Immerhin handelt es sich bei den Sammelgegenständen um Lore-Objekte, die euch Infos zur Religion und Kultur der Maya vermitteln, was ganz nett ist. Das Crafting-System hingegen ist eher ein Element, das uns genervt hat. Mit gefundenem Material könnt ihr euch neue Outfits basteln, die Lara passive Boni bescheren, oder eure Waffen verbessern. Doch wirklich gebraucht hätten wir dieses System nicht, das galt aber schon für die Vorgänger.
Langweiliges Skill-System
Ähnlich verhält es sich mit den Skills, die ihr nach und nach freischaltet. Für alles Mögliche, was ihr in Shadow of the Tomb Raider macht, hagelt es Erfahrungspunkte. Zwar wird für Lara keine Stufe angegeben, aber jedes Mal, wenn 100 Prozent EP erreicht sind, erhaltet ihr einen Fähigkeitspunkt, den ihr in einen Talentbaum investiert. Die meisten Fähigkeiten sind aber doch eher von der unspektakulären Sorte. Die einen sorgen dafür, dass die Überlebensinstinkte mehr Dinge markieren, die anderen, dass ihr schneller schwimmt oder nach Sprüngen eine leisere Landung hinlegt. Richtig motivierend ist das Skill-System nicht, so dass die gesamte Progression nicht mehr als Beiwerk ist.
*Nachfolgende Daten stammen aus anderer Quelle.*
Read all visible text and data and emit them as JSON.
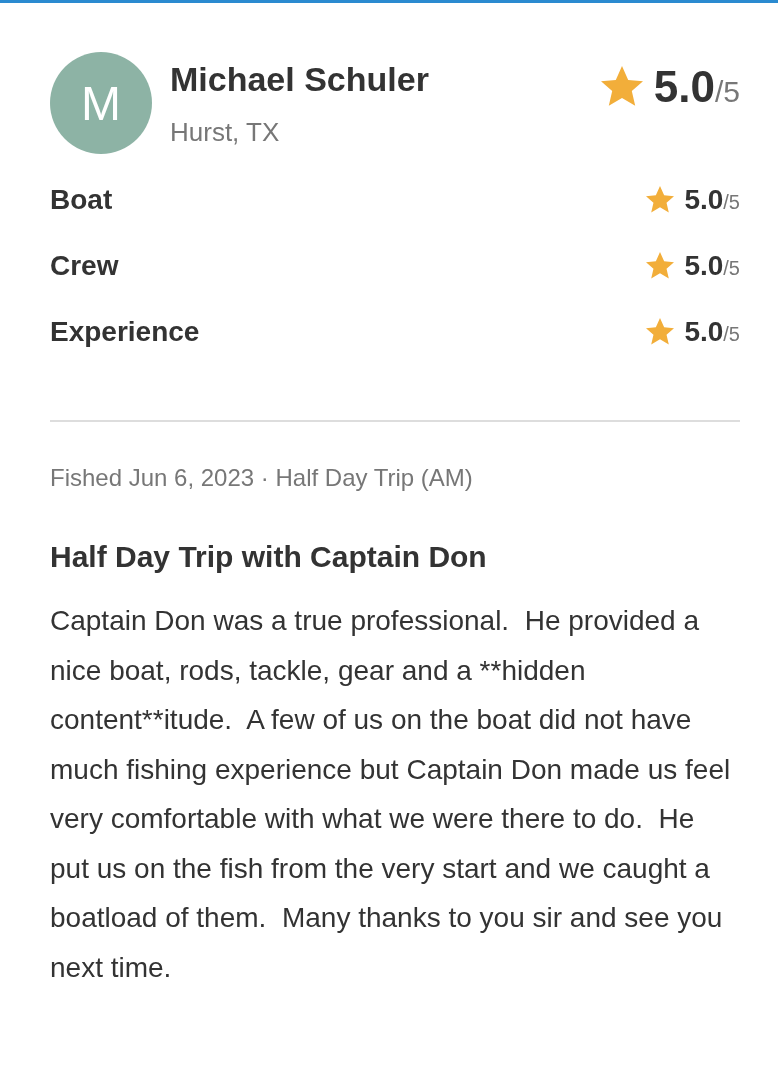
{
  "reviewer": {
    "initial": "M",
    "name": "Michael Schuler",
    "location": "Hurst, TX"
  },
  "overall": {
    "score": "5.0",
    "out_of": "/5"
  },
  "categories": [
    {
      "label": "Boat",
      "score": "5.0",
      "out_of": "/5"
    },
    {
      "label": "Crew",
      "score": "5.0",
      "out_of": "/5"
    },
    {
      "label": "Experience",
      "score": "5.0",
      "out_of": "/5"
    }
  ],
  "trip_info": "Fished Jun 6, 2023 · Half Day Trip (AM)",
  "title": "Half Day Trip with Captain Don",
  "body": "Captain Don was a true professional.  He provided a nice boat, rods, tackle, gear and a **hidden content**itude.  A few of us on the boat did not have much fishing experience but Captain Don made us feel very comfortable with what we were there to do.  He put us on the fish from the very start and we caught a boatload of them.  Many thanks to you sir and see you next time."
}
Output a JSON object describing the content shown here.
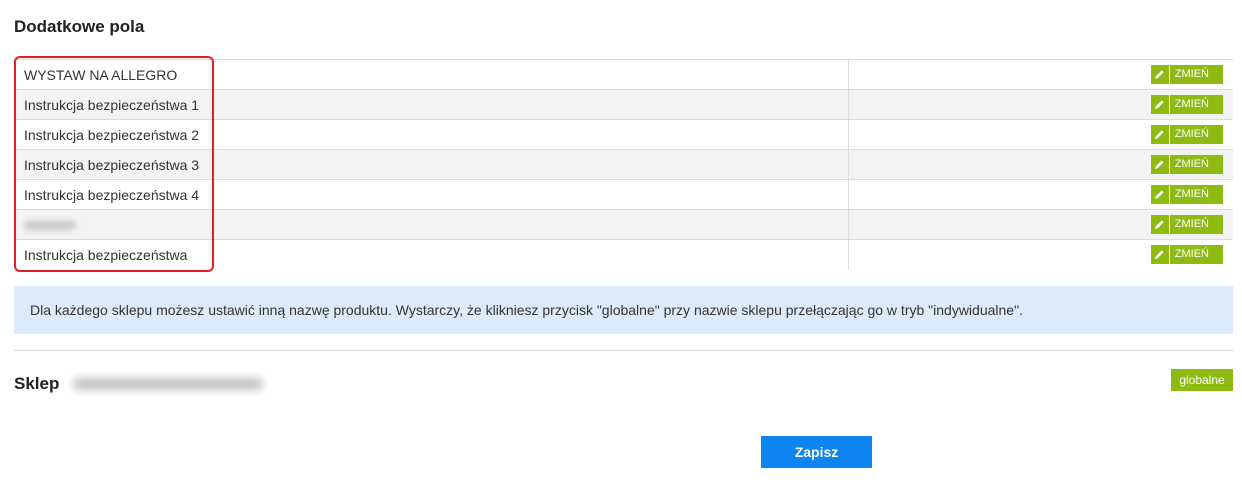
{
  "section_title": "Dodatkowe pola",
  "edit_label": "ZMIEŃ",
  "fields": [
    {
      "name": "WYSTAW NA ALLEGRO",
      "blurred": false
    },
    {
      "name": "Instrukcja bezpieczeństwa 1",
      "blurred": false
    },
    {
      "name": "Instrukcja bezpieczeństwa 2",
      "blurred": false
    },
    {
      "name": "Instrukcja bezpieczeństwa 3",
      "blurred": false
    },
    {
      "name": "Instrukcja bezpieczeństwa 4",
      "blurred": false
    },
    {
      "name": "",
      "blurred": true
    },
    {
      "name": "Instrukcja bezpieczeństwa",
      "blurred": false
    }
  ],
  "info_text": "Dla każdego sklepu możesz ustawić inną nazwę produktu. Wystarczy, że klikniesz przycisk \"globalne\" przy nazwie sklepu przełączając go w tryb \"indywidualne\".",
  "shop": {
    "label": "Sklep",
    "global_label": "globalne"
  },
  "save_label": "Zapisz",
  "colors": {
    "accent_green": "#8dbb11",
    "save_blue": "#0d85f0",
    "info_bg": "#dcebfb",
    "highlight_red": "#e31e24"
  }
}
Eine Sache ist uns besonders negativ aufgefallen: Gerade in den ersten Spielstunden entdeckt ihr häufig Gräber oder Krypten, die ihr noch gar nicht betreten könnt, weil euch ein bestimmter Gegenstand fehlt. Dieses Metroidvania-artige Element darf ein Spiel ja gerne nutzen, aber doch bitte etwas besser dosiert. Es ist äußerst schade, wenn ihr innerhalb der frühen Levels einen Großteil der Herausforderungen noch gar nicht angehen könnt und deshalb später dorthin zurückkommen müsst (was dank Schnellreise zwischen den Basislagern zum Glück kein Problem ist). Etwas weniger wäre hier definitiv mehr gewesen.
Lara „Predator“ Croft
„Etwas weniger“ – das muss auch das Leitmotiv für die Entwickler bei Eidos Montreal, die diesmal statt Crystal Dynamics die Hauptarbeit erledigt haben, in Bezug auf die Kämpfe gewesen sein. Shadow of the Tomb Raider ist deutlich weniger Third-Person-Shooter als seine Vorgänger. Das liegt aber nicht nur daran, dass ihr seltener auf die Trinity-Schergen trefft, sondern auch am größeren Schwerpunkt auf Stealth-Gameplay. Im Kampf gegen die Übermacht an Feinden hält es Lara für klüger, die Gegner einzeln und leise auszuschalten statt wie ein weiblicher Terminator alle mit dickem Sturmgewehr über den Haufen zu ballern. Letzteres geht auch, macht aber nicht so viel Spaß wie die leisere Option.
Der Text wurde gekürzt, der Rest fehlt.